Fed-up “Daughter” in New England


Dear Fed,

Wait, he “wouldn’t let you” hang up? Can’t you just…hang it up anyway? And who cares if he thinks your mom manipulated you? The guy is a puling stain. Cut him off. And get your mom to help you.

First, tell him that you don’t want any contact with him anymore. Do not give him a chance to respond; get the sentence out and hang up the phone. Tell your mom that you plan to do this, and ask her if there’s any legal way to keep him away from you, because I do think you should look into that, especially if he has a penchant for just showing up at the house and getting belligerent. Yeah, it’s kind of a pain, but I bet you and your mom can go to family court and get any remaining rights of his removed, plus an order of protection if need be.

He knows you can do that; he’s trying to guilt you into keeping him in your life, manipulating you by implying that you can’t think for yourself. But again, who gives a shit what that hosebag things? If he honestly believes that you don’t want to see him because you’re your mother’s stooge, well, as long as he stays away from you, let him think that. His opinion is worth nothing.

Talk to your mom and stepdad. Get them to back you up; see if there isn’t some court-ordered way to make your bio dad fuck off. And tell him to fuck off. He’s good at fucking off from what I can see.


Dear Sars,

I have a problem. I am in high school, and I am in love with my ex-best friend. Normally this would be like something out of a cheesy romantic comedy, except that we are both boys.

We were very close friends for several years, and earlier this year he told me he liked me, in a “more than friends” sort of way. At the time I told him that it wasn’t true, that he didn’t like me, and I didn’t like him. It was a mean and stupid thing to say, and he was hurt. We stopped hanging out, and I felt horrible. I realized that I had been lying to myself and him about my feelings.

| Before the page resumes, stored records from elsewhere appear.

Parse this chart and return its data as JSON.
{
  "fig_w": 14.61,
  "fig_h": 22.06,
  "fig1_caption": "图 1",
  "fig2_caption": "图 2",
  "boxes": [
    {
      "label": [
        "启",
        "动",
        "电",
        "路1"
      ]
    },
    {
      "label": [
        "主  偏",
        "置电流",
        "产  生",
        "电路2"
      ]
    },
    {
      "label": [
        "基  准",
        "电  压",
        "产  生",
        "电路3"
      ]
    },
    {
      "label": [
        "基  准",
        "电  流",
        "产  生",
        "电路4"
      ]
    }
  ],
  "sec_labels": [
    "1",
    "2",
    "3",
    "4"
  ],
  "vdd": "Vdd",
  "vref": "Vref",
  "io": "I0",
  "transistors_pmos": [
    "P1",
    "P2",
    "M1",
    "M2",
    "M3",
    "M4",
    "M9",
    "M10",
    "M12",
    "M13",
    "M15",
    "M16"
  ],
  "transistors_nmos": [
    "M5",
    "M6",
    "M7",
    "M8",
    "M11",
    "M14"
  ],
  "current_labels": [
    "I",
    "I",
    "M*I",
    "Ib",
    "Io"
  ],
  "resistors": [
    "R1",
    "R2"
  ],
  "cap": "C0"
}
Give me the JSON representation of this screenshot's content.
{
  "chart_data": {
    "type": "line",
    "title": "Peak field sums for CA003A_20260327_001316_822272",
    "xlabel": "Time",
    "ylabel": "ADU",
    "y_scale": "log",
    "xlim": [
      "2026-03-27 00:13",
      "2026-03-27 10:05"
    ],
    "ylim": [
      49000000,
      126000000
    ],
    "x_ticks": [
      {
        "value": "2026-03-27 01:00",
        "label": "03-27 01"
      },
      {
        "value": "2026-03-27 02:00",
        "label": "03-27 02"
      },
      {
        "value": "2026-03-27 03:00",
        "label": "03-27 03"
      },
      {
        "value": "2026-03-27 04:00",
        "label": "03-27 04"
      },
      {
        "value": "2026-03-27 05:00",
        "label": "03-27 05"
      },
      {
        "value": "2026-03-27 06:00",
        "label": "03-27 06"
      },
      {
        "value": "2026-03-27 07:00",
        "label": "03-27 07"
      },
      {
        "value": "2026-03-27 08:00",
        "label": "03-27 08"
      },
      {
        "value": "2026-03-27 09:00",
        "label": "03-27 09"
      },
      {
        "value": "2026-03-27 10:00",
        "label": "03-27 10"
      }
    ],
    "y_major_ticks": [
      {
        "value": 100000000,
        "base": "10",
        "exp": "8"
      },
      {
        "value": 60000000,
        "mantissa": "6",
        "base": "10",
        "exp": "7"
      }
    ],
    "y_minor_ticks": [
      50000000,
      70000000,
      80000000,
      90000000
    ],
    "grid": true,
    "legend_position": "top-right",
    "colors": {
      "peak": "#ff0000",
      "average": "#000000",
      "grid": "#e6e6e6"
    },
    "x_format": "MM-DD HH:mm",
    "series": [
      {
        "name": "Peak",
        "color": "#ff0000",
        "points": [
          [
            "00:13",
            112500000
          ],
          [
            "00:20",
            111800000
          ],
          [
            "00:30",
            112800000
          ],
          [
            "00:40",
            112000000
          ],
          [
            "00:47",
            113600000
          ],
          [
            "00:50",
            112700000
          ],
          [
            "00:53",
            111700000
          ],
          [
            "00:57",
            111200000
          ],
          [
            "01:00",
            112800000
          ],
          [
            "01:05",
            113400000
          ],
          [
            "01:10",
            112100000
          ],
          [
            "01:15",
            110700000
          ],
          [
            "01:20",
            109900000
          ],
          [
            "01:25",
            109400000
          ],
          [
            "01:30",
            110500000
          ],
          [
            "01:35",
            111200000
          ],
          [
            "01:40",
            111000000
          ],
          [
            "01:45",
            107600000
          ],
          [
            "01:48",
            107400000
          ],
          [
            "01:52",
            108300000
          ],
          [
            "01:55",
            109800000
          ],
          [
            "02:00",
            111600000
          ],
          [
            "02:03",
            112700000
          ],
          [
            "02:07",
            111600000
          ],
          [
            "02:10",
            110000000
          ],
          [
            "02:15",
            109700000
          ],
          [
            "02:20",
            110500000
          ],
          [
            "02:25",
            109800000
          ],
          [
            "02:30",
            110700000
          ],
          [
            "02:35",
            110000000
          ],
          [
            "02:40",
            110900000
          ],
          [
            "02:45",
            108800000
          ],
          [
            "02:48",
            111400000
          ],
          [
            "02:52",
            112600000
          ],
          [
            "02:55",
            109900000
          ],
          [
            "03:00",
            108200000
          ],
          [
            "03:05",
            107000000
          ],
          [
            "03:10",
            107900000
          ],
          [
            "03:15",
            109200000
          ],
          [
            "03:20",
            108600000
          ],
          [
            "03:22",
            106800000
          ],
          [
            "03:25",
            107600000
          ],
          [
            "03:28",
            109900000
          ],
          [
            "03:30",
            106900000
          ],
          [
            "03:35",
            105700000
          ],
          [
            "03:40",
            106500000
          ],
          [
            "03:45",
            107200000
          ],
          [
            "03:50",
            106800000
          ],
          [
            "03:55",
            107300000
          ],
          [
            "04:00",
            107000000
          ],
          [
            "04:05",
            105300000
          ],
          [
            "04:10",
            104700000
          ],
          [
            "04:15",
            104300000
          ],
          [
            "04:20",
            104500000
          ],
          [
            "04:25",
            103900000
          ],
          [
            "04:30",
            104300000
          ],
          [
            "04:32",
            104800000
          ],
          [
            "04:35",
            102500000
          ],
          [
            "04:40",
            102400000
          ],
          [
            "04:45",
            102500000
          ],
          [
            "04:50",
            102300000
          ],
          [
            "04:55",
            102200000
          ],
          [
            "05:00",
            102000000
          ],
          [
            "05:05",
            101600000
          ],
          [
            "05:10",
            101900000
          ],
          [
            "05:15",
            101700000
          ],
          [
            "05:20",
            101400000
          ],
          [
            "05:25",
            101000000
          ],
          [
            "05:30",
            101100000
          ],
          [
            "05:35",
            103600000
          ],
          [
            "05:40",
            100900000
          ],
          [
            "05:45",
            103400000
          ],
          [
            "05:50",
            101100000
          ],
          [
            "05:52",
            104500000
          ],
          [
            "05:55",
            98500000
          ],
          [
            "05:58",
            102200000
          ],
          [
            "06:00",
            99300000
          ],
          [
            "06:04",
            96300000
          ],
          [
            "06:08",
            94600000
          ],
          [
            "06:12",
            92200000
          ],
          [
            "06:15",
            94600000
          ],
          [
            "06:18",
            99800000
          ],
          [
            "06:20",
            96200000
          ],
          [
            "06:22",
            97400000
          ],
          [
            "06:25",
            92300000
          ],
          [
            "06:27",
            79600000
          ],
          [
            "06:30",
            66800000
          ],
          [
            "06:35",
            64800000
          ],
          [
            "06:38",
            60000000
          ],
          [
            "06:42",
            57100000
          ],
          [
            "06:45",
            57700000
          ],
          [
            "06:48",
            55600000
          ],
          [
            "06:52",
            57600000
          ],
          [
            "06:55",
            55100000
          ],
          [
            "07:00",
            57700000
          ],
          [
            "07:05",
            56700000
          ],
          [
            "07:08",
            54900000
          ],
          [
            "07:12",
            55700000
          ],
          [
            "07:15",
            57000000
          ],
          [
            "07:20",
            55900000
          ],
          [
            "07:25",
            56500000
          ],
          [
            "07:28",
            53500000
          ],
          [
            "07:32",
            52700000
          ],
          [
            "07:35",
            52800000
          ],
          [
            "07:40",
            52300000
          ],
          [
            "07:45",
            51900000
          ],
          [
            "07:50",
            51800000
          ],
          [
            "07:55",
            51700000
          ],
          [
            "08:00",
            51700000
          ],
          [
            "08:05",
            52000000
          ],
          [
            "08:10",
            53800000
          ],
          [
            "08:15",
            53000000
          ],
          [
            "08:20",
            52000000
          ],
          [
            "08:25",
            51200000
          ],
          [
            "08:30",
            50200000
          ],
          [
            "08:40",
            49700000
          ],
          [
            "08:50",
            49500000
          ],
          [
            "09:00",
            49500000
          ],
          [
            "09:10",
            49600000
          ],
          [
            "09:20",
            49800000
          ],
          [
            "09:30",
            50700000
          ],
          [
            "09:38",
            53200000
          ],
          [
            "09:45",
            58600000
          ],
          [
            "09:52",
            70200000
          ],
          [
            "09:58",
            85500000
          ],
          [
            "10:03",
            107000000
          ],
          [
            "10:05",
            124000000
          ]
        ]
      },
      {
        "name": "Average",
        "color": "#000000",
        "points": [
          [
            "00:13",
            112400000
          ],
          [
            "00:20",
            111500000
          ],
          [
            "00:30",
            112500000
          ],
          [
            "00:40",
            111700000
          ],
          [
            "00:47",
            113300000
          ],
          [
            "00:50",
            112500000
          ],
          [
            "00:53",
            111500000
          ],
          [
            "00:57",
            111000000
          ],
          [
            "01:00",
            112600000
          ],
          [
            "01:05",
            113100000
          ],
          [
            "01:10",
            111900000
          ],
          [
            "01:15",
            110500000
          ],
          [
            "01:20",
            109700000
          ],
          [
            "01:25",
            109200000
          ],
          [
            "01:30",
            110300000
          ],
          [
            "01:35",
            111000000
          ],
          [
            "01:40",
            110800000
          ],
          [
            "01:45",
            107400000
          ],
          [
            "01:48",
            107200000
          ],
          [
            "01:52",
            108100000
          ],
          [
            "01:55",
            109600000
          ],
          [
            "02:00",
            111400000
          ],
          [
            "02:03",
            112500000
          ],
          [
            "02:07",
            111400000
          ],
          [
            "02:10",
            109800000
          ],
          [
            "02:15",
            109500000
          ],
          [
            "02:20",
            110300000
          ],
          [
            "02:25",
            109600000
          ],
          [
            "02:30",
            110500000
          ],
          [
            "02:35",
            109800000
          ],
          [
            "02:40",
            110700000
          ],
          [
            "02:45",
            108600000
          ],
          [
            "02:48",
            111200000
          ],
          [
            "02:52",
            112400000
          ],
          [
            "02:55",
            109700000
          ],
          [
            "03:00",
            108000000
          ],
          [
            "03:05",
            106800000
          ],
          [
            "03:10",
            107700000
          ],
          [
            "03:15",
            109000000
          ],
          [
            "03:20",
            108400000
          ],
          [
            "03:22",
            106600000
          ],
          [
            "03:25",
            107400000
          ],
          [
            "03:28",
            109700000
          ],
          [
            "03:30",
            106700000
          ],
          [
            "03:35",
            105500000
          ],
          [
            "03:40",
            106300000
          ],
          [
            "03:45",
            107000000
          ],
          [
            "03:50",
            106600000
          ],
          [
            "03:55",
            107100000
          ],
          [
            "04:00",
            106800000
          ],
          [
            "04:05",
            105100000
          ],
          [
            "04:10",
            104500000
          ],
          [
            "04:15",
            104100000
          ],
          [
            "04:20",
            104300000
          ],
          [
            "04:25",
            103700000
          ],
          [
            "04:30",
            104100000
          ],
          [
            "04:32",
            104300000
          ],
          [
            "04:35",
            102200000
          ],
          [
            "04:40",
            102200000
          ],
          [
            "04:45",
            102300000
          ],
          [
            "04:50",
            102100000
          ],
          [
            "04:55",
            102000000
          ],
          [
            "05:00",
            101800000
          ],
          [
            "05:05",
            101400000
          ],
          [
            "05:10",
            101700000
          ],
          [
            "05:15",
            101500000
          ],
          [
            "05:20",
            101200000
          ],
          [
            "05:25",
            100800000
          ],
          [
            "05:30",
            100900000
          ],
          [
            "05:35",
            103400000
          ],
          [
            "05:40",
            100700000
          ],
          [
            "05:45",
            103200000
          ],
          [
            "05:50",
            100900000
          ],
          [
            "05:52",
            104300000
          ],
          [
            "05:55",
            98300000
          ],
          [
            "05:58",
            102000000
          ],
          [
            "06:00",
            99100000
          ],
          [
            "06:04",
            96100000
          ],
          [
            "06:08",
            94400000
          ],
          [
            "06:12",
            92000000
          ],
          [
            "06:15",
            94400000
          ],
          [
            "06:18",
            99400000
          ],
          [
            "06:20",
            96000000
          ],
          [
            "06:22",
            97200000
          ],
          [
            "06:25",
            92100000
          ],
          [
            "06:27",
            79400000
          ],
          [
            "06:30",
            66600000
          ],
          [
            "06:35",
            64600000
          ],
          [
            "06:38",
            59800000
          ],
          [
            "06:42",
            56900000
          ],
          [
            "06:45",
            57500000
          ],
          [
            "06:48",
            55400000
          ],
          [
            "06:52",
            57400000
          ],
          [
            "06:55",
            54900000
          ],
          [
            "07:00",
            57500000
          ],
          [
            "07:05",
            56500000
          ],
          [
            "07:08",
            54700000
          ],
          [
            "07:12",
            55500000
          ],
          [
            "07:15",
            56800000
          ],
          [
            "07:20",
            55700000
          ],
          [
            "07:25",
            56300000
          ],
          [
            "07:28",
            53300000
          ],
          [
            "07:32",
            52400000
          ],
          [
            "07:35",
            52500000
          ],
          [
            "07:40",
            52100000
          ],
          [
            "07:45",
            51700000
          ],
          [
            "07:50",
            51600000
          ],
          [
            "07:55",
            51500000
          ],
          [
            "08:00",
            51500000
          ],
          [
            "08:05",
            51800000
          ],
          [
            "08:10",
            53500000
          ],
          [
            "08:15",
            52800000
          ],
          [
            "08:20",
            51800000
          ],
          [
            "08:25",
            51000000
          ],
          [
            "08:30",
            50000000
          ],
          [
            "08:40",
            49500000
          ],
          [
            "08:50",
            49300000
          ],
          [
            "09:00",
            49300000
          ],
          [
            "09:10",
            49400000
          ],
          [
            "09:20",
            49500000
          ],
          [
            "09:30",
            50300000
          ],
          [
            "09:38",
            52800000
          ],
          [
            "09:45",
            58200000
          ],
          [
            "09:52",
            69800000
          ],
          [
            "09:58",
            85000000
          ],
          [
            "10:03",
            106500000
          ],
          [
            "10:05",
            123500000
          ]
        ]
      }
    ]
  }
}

It has been about six months now, in which he has had a string of relationships with girls that have all ended within weeks or sometimes days. When I got the nerve up to ask him if he had ever really liked me, he said that he had. Besides this, I can’t tell how he feels now at all. I know he is hurt, and he doesn’t consider me as his best friend any longer, but he is still friendly when we are together. He acts the way he did before I told him I didn’t like him.

I don’t know what to do. I can’t talk to my friends about this, and I definitely can’t talk to my parents. I know I need to talk to him, but it is so hard. Is it worth it to admit how I feel? Do we have any chance, or should I just try to forget him and kick myself for being too scared and closeted to do anything when I did have a chance?

Sincerely,
Internalized Homophobia is a Bitch


Dear Intern,

You should talk to him, but you should manage your expectations — on the one hand, I think it’s important for you to let him know how you really feel, and primarily that you regret hurting his feelings and losing his close friendship. But on the other hand, you probably shouldn’t cast it in your mind as something that’s necessarily going to lead to a relationship. In other words, do it because you want to clear the air and do right by the situation, not because you hope to get something out of it.

It’s difficult to go back to something like that and admit that you handled it badly, but it’s worth doing for exactly that reason. You’ll feel better once you’ve been honest, and he’ll appreciate the apology and clarification, I imagine, so take a deep breath, invite him out for a coffee, and speak frankly.